IP-Intensive industries are: Oil and gas extraction, Residential building construction, Grain and oilseed milling, Sugar and confectionery product manufacturing, Dairy product manufacturing, Other food manufacturing, Beverage manufacturing, Footwear manufacturing, Pulp, paper, and paperboard mills, Converted paper product manufacturing, Printing and related support activities, Basic chemical manufacturing, Resin, rubber, and artificial fibers, Agricultural chemical manufacturing, Pharmaceutical and medicine manufacturing, Paint, coating, and adhesive manufacturing, Soap, cleaning compound, and toiletries, Other chemical product and preparations, Plastics product manufacturing, Cutlery and handtool manufacturing, Other fabricated metal product manufacturing, Ag., construction, and mining machinery manufacturing, Industrial machinery manufacturing, Commercial and service industry manufacturing, HVAC and commercial refrigeration, Metalworking machinery manufacturing, Turbine and power transmission equipment manufacturing , Other general purpose machinery
manufacturing, Computer and peripheral equipment, Communications equipment manufacturing, Audio and video equipment manufacturing, Semiconductor and electronic component manufacturing, Electronic instrument manufacturing, Magnetic media manufacturing and reproducing, Electric lighting equipment manufacturing, Household appliance manufacturing, Electrical equipment manufacturing, Other electrical equipment and components, Motor vehicle manufacturing, Household and institutional furniture, Medical equipment and supplies manufacturing, Other miscellaneous Commercial equip merchant wholesalers, Druggists’ goods merchant wholesalers, Grocery and related product wholesalers, Grocery stores, Clothing stores, Sporting goods and musical instrument stores, Electronic shopping and mail-order houses, Newspaper, book, and directory pub, Software publishers, Motion picture and video industries, Sound recording industries, Radio and television broadcasting, Cable and other subscription programming, Satellite telecommunications, Other telecommunications, Other information services, Depository credit intermediation, Other financial investment activities, Insurance carriers, Lessors of real estate, Lessors of nonfinancial intangible, Specialized design services, Computer systems design and related services, Management and technical consulting, Scientific research and development, Advertising, PR, and related services, Other professional and technical services, Business support services, Travel arrangement and reservation, Outpatient care centers, Performing arts companies, Independent artists, writers, and performers, and Gambling industries.
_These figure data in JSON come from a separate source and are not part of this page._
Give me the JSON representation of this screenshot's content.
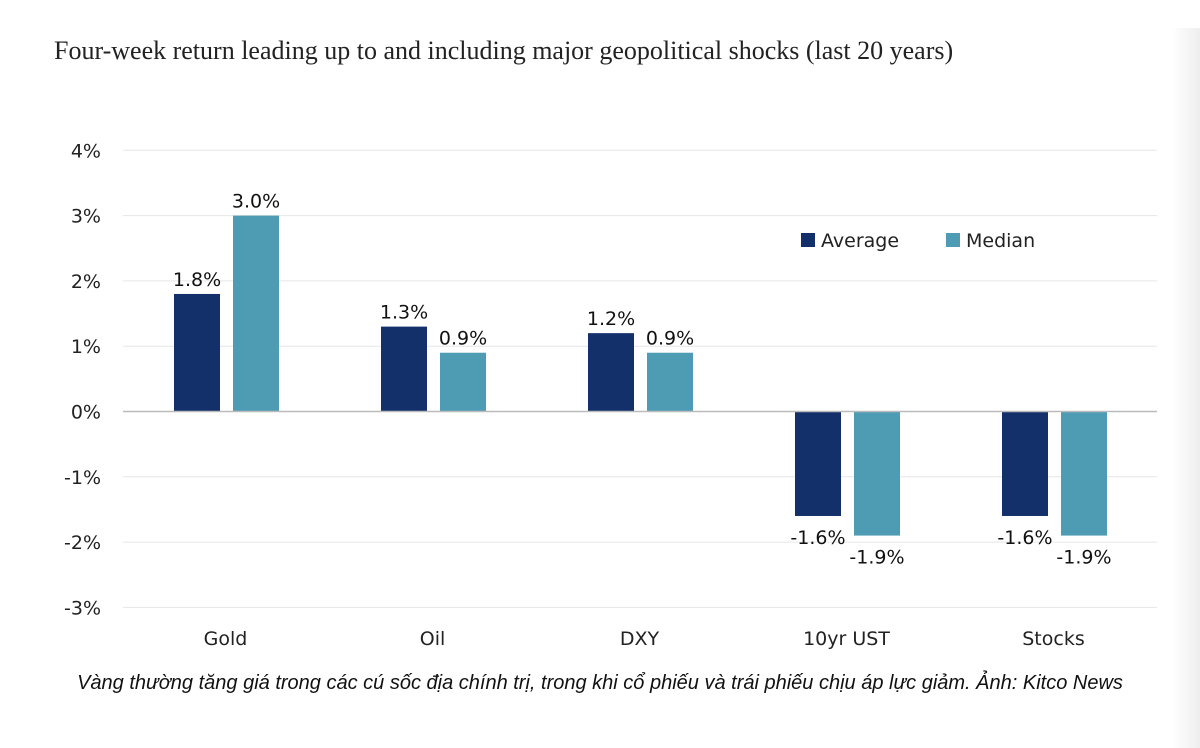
{
  "caption": {
    "text": "Vàng thường tăng giá trong các cú sốc địa chính trị, trong khi cổ phiếu và trái phiếu chịu áp lực giảm. Ảnh: Kitco News"
  },
  "chart_data": {
    "type": "bar",
    "title": "Four-week return leading up to and including major geopolitical shocks (last 20 years)",
    "xlabel": "",
    "ylabel": "",
    "categories": [
      "Gold",
      "Oil",
      "DXY",
      "10yr UST",
      "Stocks"
    ],
    "series": [
      {
        "name": "Average",
        "color": "#13306b",
        "values": [
          1.8,
          1.3,
          1.2,
          -1.6,
          -1.6
        ],
        "labels": [
          "1.8%",
          "1.3%",
          "1.2%",
          "-1.6%",
          "-1.6%"
        ]
      },
      {
        "name": "Median",
        "color": "#4d9cb4",
        "values": [
          3.0,
          0.9,
          0.9,
          -1.9,
          -1.9
        ],
        "labels": [
          "3.0%",
          "0.9%",
          "0.9%",
          "-1.9%",
          "-1.9%"
        ]
      }
    ],
    "ylim": [
      -3,
      4
    ],
    "yticks": [
      4,
      3,
      2,
      1,
      0,
      -1,
      -2,
      -3
    ],
    "ytick_labels": [
      "4%",
      "3%",
      "2%",
      "1%",
      "0%",
      "-1%",
      "-2%",
      "-3%"
    ],
    "grid": true,
    "legend_position": "top-right",
    "grid_color": "#e6e6e6",
    "axis_color": "#bbbbbb"
  }
}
Essentially, the term was created to inflate the alleged problem to silly levels. The problem is already being inflated by orders of magnitude to manufacture a problem of epidemic proportions. The press release then ends with the following:

While the Internet is an important marketplace for legitimate business, it is also a magnet for criminal theft of IP, which siphons billions of dollars annually from innovative industries, robs workers of manufacturing jobs, and leaves consumers vulnerable to fake and otherwise unsafe products.

Counterfeiting is a global challenge that requires interagency cooperation at an international level. The successful and sustained efforts of initiatives like OiOS are critical to ensure that consumers and businesses are protected from online counterfeiters and pirates. INTA commends OiOS and the agencies involved for their strategic and collaborative approach.

These two paragraphs are mostly hot air. Again, that’s par for the course from these kind of entities. The last paragraph seems to just throw in the word “pirates” as if to say that buying counterfeit Gucci bags is the same as torrenting a music album (which it really isn’t).

At the end of the day, this is just another example of how you can’t treat some of these corporations seriously. They push phony numbers, then they inflate them by using blatantly deceptive means. One could ask them to tell the truth for a change, but to this day, that seems to be far too much to ask.